Craig Buchan and Martin Cooke were involved in the running of the business. According to an FCA document, Cooke’s responsibilities included insurance distribution, while Buchan was in charge of mortgage credit directive intermediation.

On 14 December 2020, an asset requirement was placed on the Coventry-based business by the FCA, meaning it could not diminish the value of any of its own assets.

However, partners Buchan and Cooke withdrew £9,292 from the company’s bank account between 15 and 21 December 2020.

The FCA said this was done “for their own benefit”.

As a result, MedDen’s bank accounts held no funds for customers who were owed redress for financial losses suffered because of advice they had received.

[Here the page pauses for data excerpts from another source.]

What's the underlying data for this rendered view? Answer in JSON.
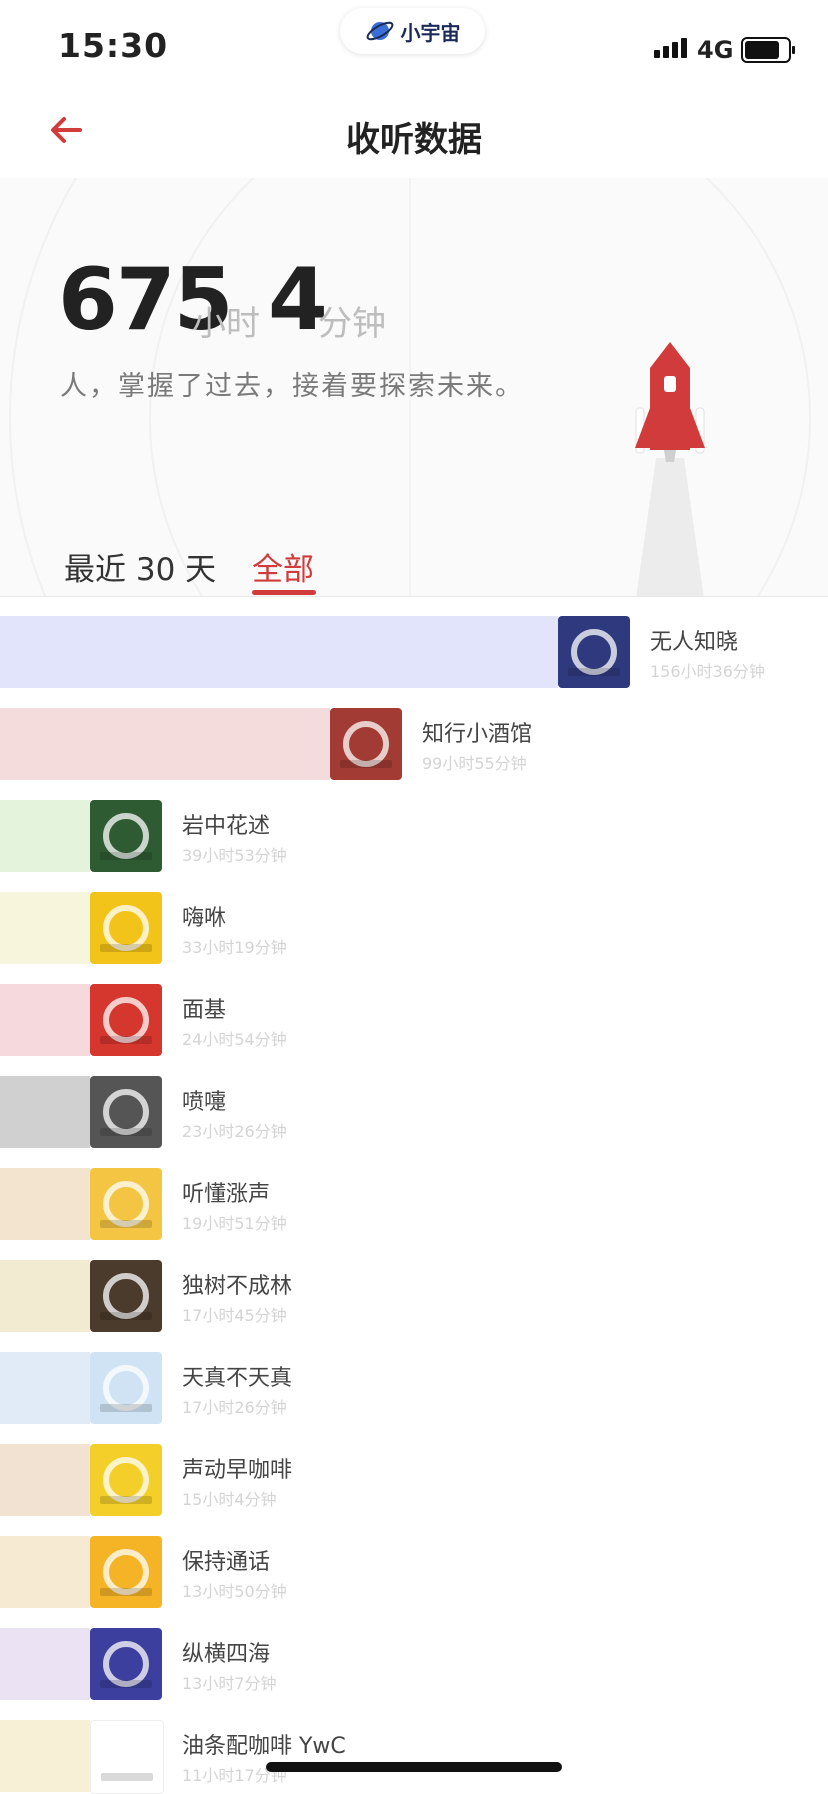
{
  "status_bar": {
    "time": "15:30",
    "app_pill_label": "小宇宙",
    "network": "4G",
    "battery_level_pct": 85
  },
  "nav": {
    "title": "收听数据",
    "back_icon": "arrow-left-icon"
  },
  "summary": {
    "hours_value": "675",
    "hours_unit": "小时",
    "minutes_value": "4",
    "minutes_unit": "分钟",
    "slogan": "人，掌握了过去，接着要探索未来。"
  },
  "tabs": [
    {
      "label": "最近 30 天",
      "active": false
    },
    {
      "label": "全部",
      "active": true
    }
  ],
  "podcasts": [
    {
      "name": "无人知晓",
      "duration": "156小时36分钟",
      "minutes": 9396,
      "bar_color": "#e1e4fa",
      "cover_color": "#2f3a7e"
    },
    {
      "name": "知行小酒馆",
      "duration": "99小时55分钟",
      "minutes": 5995,
      "bar_color": "#f5dcdc",
      "cover_color": "#a23b33"
    },
    {
      "name": "岩中花述",
      "duration": "39小时53分钟",
      "minutes": 2393,
      "bar_color": "#e3f3dc",
      "cover_color": "#2f5b32"
    },
    {
      "name": "嗨咻",
      "duration": "33小时19分钟",
      "minutes": 1999,
      "bar_color": "#f7f6dc",
      "cover_color": "#f2c318"
    },
    {
      "name": "面基",
      "duration": "24小时54分钟",
      "minutes": 1494,
      "bar_color": "#f5d9dd",
      "cover_color": "#d5362e"
    },
    {
      "name": "喷嚏",
      "duration": "23小时26分钟",
      "minutes": 1406,
      "bar_color": "#d0d0d0",
      "cover_color": "#555555"
    },
    {
      "name": "听懂涨声",
      "duration": "19小时51分钟",
      "minutes": 1191,
      "bar_color": "#f2e4cf",
      "cover_color": "#f3c542"
    },
    {
      "name": "独树不成林",
      "duration": "17小时45分钟",
      "minutes": 1065,
      "bar_color": "#f3ead2",
      "cover_color": "#4a3b2c"
    },
    {
      "name": "天真不天真",
      "duration": "17小时26分钟",
      "minutes": 1046,
      "bar_color": "#e1ebf8",
      "cover_color": "#cfe3f4"
    },
    {
      "name": "声动早咖啡",
      "duration": "15小时4分钟",
      "minutes": 904,
      "bar_color": "#f2e2d2",
      "cover_color": "#f4cf2a"
    },
    {
      "name": "保持通话",
      "duration": "13小时50分钟",
      "minutes": 830,
      "bar_color": "#f7ead2",
      "cover_color": "#f5b326"
    },
    {
      "name": "纵横四海",
      "duration": "13小时7分钟",
      "minutes": 787,
      "bar_color": "#ebe2f4",
      "cover_color": "#3d3f9e"
    },
    {
      "name": "油条配咖啡 YwC",
      "duration": "11小时17分钟",
      "minutes": 677,
      "bar_color": "#f7f0d6",
      "cover_color": "#ffffff"
    }
  ]
}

Both partners also failed to report the breach of the asset requirement to the FCA.

Punishment

As a result, Buchan and Cooke have been fined £6,037 and £6,020 respectively.

The FCA also determined that that duo “were not fit and proper to perform any regulated activities due to the serious nature of their breach of the requirements”.

Therese Chambers, joint executive director of enforcement and market oversight at the FCA, said: “We are committed to upholding the highest standards in the financial services sector to protect consumers from misconduct.

“We use our powers to impose asset requirements to protect consumers from the risk that bad actors may dissipate funds that should be earmarked for redress.

“We take any attempt to circumvent this very seriously and we will not allow those involved to remain active in the industry.”